Filipino food is my absolute favorite and no one cooks like my Mom. I grew up around a Filipino community so I grew up very exposed to our culture through food, parties, traditions, language, and boy do we love karaoke. In high school I was a part of the Filipino Club at school and participated in International Nights where we would bring in food and take part in traditional dances such as the tinikling. I connect with my Dad’s culture by visiting London as often as I could and now I live here! I don’t feel as connected to my Jamaican side as my cousins in London are but I love spending time with my Grandmother who has lived in London for over 60 years but sounds like she’s never left Jamaica. What I know of Jamaican culture has been limited but I do love the food and music. I am fortunate enough to still have family in London and in the Philippines so growing up, we typically went to London every 2 years and Manilla every 4 years. I recently moved to London and have been enjoying hanging out with my Father’s childhood friends and hearing stories about their adventures when they were younger.
I’ve always loved being mixed-race and I don’t think that will ever change. I love being Black and I love being Filipino. I love being BlAsian. I love being Blackapino. I love being Hapa. I love being different and I also love when I meet other people with my mix. I know not every mixed person has had my experience of being comfortable being mixed so I am even more grateful for how my parents raised me to ensure I always loved myself and my mixed-races.

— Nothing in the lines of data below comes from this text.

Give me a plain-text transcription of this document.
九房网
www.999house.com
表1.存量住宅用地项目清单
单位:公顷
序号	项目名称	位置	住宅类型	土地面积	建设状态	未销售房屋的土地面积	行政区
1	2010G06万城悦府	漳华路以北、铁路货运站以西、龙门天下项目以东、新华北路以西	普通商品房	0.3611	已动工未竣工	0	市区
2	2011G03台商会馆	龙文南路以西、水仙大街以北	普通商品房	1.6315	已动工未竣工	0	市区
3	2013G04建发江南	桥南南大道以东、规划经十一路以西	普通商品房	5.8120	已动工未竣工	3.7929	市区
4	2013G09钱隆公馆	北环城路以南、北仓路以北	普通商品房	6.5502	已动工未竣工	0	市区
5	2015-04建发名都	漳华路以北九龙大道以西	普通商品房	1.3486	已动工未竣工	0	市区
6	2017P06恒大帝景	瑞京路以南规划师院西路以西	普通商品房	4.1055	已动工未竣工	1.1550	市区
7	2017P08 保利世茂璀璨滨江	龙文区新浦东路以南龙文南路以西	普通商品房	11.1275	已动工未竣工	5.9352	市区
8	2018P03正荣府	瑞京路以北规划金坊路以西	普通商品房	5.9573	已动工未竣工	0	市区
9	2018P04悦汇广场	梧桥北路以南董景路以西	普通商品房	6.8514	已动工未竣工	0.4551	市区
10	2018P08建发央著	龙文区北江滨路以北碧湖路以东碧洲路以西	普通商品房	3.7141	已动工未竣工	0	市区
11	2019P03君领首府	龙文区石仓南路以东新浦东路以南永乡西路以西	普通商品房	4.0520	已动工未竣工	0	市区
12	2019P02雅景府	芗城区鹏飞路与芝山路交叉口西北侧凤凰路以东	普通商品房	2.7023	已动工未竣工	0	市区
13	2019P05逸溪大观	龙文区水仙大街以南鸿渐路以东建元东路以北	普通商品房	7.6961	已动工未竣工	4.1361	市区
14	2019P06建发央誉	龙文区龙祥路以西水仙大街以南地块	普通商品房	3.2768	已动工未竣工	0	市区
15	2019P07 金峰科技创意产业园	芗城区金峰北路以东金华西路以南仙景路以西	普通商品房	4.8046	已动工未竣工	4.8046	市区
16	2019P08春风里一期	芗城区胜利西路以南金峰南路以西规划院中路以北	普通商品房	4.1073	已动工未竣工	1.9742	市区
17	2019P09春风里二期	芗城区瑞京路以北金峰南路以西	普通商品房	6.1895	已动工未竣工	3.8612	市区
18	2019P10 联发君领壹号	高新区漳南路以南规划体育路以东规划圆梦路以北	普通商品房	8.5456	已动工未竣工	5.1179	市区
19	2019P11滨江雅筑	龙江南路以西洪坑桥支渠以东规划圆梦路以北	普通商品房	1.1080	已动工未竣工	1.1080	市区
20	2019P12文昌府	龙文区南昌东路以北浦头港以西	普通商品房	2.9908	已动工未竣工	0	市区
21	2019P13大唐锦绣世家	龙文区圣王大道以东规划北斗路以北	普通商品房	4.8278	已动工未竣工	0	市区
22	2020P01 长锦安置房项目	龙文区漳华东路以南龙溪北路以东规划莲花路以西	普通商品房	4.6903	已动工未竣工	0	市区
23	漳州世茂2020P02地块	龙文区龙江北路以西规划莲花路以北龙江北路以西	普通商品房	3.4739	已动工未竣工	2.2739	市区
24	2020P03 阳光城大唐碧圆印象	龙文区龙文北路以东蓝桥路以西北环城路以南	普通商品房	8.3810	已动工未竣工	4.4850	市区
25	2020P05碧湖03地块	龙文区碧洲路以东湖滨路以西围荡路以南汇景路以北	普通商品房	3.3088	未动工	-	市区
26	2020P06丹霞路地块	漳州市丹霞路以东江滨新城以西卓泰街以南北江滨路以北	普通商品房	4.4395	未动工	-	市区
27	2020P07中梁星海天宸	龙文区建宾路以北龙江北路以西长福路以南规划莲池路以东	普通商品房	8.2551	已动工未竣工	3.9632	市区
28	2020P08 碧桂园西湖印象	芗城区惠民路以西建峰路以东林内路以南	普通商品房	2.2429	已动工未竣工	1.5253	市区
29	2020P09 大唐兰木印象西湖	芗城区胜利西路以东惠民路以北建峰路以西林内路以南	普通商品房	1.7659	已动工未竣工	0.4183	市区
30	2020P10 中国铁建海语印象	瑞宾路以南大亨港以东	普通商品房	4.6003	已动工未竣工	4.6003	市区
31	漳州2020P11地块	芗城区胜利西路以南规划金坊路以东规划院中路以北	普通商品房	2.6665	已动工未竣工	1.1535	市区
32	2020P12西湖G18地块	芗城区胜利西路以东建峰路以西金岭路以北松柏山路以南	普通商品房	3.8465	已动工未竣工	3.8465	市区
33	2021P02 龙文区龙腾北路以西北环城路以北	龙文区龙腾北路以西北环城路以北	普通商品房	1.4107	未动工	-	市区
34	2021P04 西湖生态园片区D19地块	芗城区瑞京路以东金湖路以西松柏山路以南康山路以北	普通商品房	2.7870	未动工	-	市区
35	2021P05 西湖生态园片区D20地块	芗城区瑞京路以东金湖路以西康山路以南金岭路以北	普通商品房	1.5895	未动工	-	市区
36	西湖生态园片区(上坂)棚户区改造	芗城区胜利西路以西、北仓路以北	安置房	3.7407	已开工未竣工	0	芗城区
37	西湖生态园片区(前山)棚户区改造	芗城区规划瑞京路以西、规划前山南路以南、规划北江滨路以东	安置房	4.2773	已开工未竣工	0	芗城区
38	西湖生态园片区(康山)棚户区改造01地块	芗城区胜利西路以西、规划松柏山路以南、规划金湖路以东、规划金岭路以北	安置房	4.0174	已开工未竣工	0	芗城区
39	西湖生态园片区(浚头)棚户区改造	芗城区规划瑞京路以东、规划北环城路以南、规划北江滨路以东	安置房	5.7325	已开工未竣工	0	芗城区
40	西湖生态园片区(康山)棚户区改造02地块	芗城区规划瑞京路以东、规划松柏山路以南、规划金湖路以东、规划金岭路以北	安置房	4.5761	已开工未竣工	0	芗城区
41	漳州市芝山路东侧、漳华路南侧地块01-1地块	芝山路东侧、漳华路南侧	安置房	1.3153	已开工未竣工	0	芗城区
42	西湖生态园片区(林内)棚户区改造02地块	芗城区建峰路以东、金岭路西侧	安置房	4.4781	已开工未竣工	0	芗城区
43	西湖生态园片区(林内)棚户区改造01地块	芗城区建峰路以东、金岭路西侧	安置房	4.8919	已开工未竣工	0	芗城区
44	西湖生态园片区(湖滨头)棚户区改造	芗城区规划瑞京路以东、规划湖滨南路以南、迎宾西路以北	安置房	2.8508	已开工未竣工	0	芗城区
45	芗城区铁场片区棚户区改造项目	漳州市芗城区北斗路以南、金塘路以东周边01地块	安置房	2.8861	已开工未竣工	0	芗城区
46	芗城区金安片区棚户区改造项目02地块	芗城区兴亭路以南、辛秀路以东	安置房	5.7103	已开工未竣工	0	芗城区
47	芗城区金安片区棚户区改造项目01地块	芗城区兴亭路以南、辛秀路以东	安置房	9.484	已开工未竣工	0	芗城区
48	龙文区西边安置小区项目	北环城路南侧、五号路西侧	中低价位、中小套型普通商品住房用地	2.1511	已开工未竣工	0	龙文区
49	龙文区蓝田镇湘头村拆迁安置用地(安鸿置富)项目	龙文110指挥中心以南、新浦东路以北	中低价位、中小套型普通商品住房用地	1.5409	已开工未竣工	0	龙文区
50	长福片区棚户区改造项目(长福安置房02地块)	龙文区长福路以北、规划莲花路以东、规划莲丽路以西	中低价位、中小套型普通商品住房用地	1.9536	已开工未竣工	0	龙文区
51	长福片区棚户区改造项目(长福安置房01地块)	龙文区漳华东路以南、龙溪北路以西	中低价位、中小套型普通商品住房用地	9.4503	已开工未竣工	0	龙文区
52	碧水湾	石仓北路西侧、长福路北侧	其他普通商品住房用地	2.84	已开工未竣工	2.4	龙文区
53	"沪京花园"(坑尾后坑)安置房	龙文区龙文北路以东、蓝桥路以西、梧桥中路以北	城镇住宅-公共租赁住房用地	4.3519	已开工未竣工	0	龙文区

I’m happy with the mistakes and triumphs that shaped me to be this human who I am and I would not change any of that. However, in the vein of being mixed, I do wish I looked more like my mix (think: Tiger Woods) so if I had to be honest, I would want to look more Filipino/ more mixed - without sacrificing any of my Blackness if that was possible. And if we’re wishing for things, I’d also want to be able to teleport and talk to animals.